3D microscale modeling of NMC cathodes using multi-resolution FIB-SEM tomography

The electrochemical performance of the lithium-ion battery (LIB) is intimately linked to the electrodes' microstructure dictated by the arrangement of the different constituents. The conductive binder domain (CBD) is of critical importance to battery performance; however, the impact of CBD content on electrode performance is not uniquely identified without altering its morphology. Herein, we use realistic digital cathode microstructures reconstructed from focused ion beam scanning electron microscopy (FIB-SEM) tomography with multiple magnification levels for two NMC111 cathodes to assess the sensitivity of the effective electronic conductivity to the intrinsic conductivity of the CBD and active material (AM), deconvolute the impact of CBD content from morphology on effective transport properties, and highlight the impact of CBD nanoporosity on the pore phase tortuosity.
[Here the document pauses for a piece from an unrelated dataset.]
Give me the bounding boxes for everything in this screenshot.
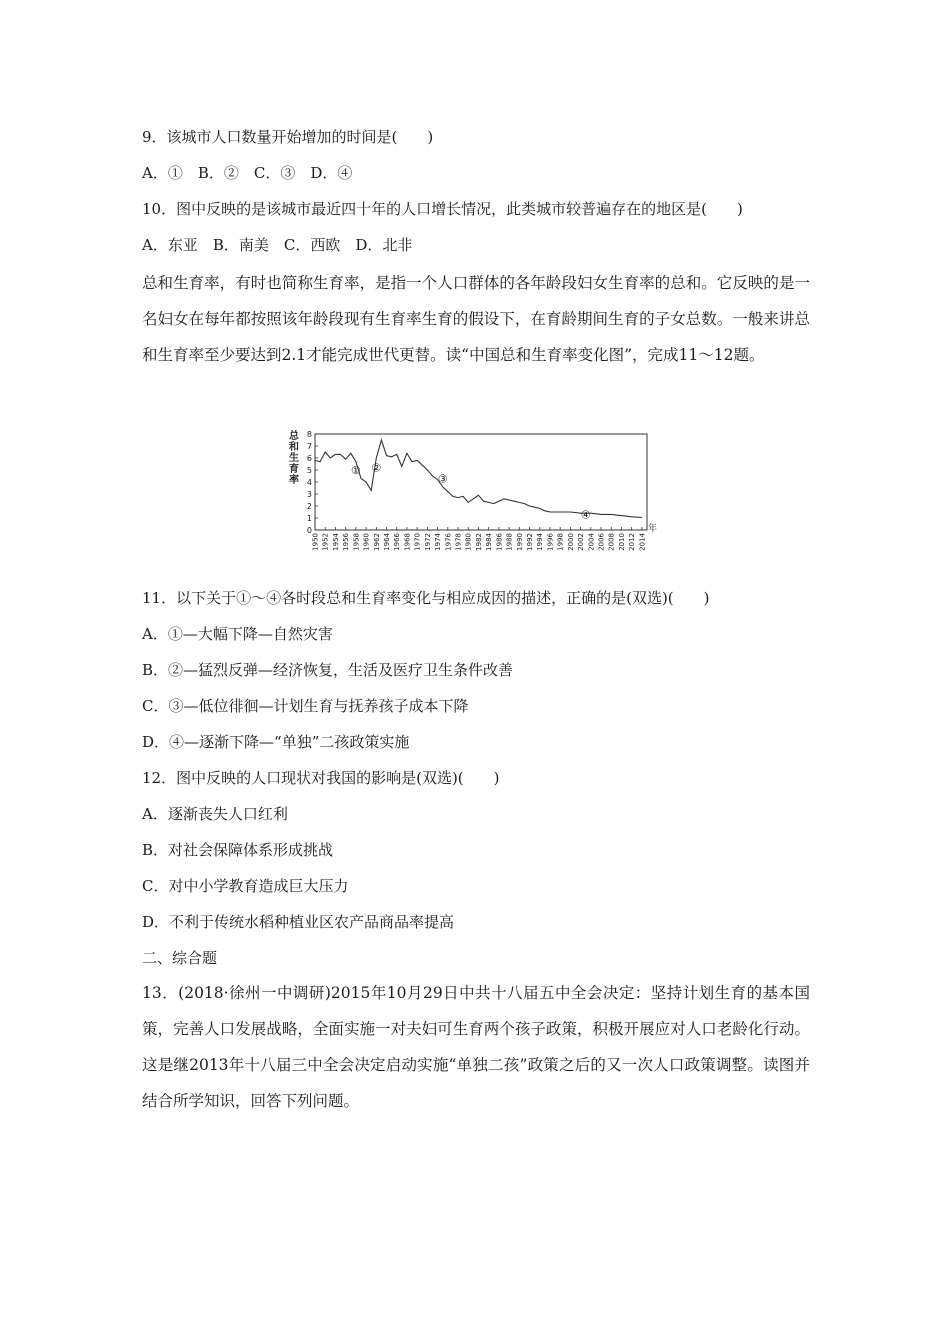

The effective electronic conductivity is more sensitive to changes in the bulk conductivity of the conductive additives where increasing their conductivity by one order of magnitude results in a 10-fold increase in the effective conductivity. Additionally, while the CBD content alone with fixed morphology brings about a nonlinear change in the effective conductivity, the CBD morphology is critical even though it becomes less significant at high CBD contents. Finally, the CBD nanoporosity can lower the tortuosity by similar to 17%.

Automated summary

By using realistic digital microstructures of cathodes, it was found that the conductivity of conductive additives has a larger impact on the effective electron conductivity of the electrodes. The morphology of the conductive binder domain also affects the effective conductivity, while nanoporosity within the binder can decrease tortuosity.